Waar de letterkundige geschiedenis als een deel der volksgeschiedenis wordt aangemerkt, moet inzonderheid nagespoord worden, wat er door het werkvolk gelezen wordt.
De Bosch Kemper, Geschiedenis van Nederland na 1830 III, 28.
Wie het algemeene kunstleven van thans met dat van vroeger eeuwen durft vergelijken, hij gevoelt hoe na zulk een parallel, iedere schatting van het moderne het karakter moet houden van een opwekking tot grooter dingen. Voldaanheid over de rijpe beschaving van onze eeuw is vaak meer gemakkelijk dan rechtmatig gekoesterd, en over de voortreffelijkheid onzer samenleving is men wel tot gansch andere dan tevredenheidgevoelens mogen komen.

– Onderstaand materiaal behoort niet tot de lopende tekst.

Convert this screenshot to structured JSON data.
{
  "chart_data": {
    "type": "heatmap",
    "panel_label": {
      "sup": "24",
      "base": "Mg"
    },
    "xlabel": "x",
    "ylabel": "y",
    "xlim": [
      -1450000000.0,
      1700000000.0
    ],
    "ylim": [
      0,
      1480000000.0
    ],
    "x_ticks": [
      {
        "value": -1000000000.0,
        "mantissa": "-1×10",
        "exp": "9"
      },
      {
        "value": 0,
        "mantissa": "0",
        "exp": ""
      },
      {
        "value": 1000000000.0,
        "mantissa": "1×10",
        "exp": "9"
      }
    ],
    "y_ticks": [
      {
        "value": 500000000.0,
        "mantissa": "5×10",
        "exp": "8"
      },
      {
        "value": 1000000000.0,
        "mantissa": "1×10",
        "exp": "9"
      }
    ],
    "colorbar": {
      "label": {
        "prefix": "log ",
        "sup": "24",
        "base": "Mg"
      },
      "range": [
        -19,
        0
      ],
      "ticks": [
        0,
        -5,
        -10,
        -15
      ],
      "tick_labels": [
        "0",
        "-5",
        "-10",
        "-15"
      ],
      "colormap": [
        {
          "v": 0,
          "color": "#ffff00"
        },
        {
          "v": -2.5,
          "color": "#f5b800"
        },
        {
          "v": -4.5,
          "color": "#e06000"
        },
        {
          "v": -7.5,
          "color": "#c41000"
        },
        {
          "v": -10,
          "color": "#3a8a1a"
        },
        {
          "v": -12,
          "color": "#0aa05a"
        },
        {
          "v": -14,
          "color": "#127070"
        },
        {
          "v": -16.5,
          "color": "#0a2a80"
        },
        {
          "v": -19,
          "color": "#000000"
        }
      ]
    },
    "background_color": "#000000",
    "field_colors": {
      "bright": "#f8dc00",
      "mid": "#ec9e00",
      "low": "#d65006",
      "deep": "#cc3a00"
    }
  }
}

Waar het op grootheid van artistieke volksmanifestaties aankomt, moeten in ieder vergelijk met zelfs zoo vaak barbaarsch genoemde eeuwen, wij modernen ons op de geheele linie onherroepelijk gewonnen geven. Zoo laat dan, waar wij enkelen met sterk besef beproeven zien om weder naar vroeger gekende grootheid te reiken, dit ons geslacht tot maning en opwekkend voorbeeld zijn.
Jan Veth, Gids, Mei 94.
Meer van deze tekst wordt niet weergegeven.